Setelah 41 tahun kemudian atau pada tahun 2016, Inggris kembali
menggelar referendum untuk menentukan nasib negara itu dalam Uni Eropa.
Nah, belum lama ini, laman Telegraph melaporkan, ada 10 alasan mengapa
Inggris harus meninggalkan Uni Eropa, sebagaimana dikatakan seorang
jurnalis yang juga penulis, David Hannan.
1. Inggris mengalami defisit perdagangan dengan negara-negara anggota
MEE (Uni Eropa) yang dengan rata-rata 30 juta poundsterling per hari.
Sebaliknya, neraca perdagangan Inggris mengalami surplus dengan setiap
benua di dunia.
2. Pada tahun 2010, kontribusi ‘kotor’ Inggris untuk anggaran Uni
Eropa mencapai 14 miliar pound sterling. Padahal, Inggris hanya bisa
menyimpan 7 miliar pound sterling setahun dengan seluruh pengeluaran
pemerintah.
3. Angka yang tercatat di Komisi Eropa, biaya tahunan regulasi Uni
Eropa lebih besar daripada keuntungan dari pasar tunggal dengan 600
sampai 180 miliar euro.
4. Kebijakan Pertanian Bersama membebankan setiap keluarga biaya
sebesar 1.200 pound sterling per tahun karena tagihan makanan menjadi
lebih tinggi sejak Inggris masuk UE.
5. Jika berada diluar Kebijakan Perikanan Umum UE, Inggris bisa
mengembalikan kendali atas perairan hingga 200 mil dari garis tengah.
Inggris pun dapat mengambil sekitar 65 persen saham Laut Utara.
6. Analisis mendalam oleh Departemen Kehakiman Federal Jerman
menunjukkan bahwa 84 persen dari undang-undang di negara yang berasal
dari Uni Eropa, bukan dari domestik Inggris.

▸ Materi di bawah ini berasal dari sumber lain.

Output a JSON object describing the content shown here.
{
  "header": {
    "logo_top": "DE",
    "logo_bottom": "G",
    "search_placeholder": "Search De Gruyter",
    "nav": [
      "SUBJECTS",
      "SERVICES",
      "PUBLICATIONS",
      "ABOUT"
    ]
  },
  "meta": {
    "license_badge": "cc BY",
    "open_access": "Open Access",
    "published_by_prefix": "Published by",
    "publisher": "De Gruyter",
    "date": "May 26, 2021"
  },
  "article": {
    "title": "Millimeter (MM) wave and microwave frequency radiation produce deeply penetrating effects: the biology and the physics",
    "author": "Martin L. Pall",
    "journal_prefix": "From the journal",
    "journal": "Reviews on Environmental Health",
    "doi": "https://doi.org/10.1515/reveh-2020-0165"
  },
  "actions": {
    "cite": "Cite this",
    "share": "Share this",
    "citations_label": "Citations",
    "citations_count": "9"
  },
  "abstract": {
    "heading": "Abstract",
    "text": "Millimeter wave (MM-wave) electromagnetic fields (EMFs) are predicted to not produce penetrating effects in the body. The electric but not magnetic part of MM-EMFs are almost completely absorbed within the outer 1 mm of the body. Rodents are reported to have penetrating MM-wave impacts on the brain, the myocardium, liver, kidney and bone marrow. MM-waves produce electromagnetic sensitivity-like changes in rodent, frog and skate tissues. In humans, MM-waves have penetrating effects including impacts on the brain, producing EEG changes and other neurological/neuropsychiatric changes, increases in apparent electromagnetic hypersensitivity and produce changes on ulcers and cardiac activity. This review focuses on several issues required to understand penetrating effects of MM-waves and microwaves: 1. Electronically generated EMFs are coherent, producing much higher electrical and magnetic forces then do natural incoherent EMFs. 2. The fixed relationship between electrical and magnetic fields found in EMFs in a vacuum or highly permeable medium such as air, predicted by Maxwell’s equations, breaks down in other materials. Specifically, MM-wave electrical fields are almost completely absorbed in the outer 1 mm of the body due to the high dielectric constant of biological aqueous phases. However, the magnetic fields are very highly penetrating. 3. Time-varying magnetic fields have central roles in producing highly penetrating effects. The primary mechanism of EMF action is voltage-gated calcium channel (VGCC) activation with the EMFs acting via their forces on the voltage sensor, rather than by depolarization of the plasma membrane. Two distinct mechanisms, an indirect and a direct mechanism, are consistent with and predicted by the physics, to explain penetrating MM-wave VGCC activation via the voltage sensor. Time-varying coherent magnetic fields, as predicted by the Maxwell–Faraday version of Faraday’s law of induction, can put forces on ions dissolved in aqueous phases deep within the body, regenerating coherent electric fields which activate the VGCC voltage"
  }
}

7. Di luar Uni Eropa, Inggris akan bebas untuk menegosiasikan
perjanjian perdagangan yang jauh lebih liberal dengan negara-negara
dunia ketiga daripada di Uni Eropa. Selama ini, Inggris harus berdagang
dibawah Tarif Eksternal umum.
8. Negara-negara dengan PDB per kapita tertinggi di Eropa Norwegia
dan Swiss. Keduanya memiliki ekspor yang lebih proporsional ke Uni Eropa
lebih besar dengan tingkat ekspor Inggris ke Uni Eropa.
9. Diluar Uni Eropa, Inggris bisa menerapkan deregulasi, lebih kompetitif, dan menikmati surga ‘lepas pantai.’
10. Inggris akan lebih demokratis jika berada di luar Uni Eropa
Semoga informasi ini bisa sebagai "pencerahan" bagi kita. Setidak-tidaknya kita bisa sedikit banyak tahu, kenapa masyarakat Inggris memilih keluar dari Uni Eropa atau Masyarakat Ekonomi Eropa. GB..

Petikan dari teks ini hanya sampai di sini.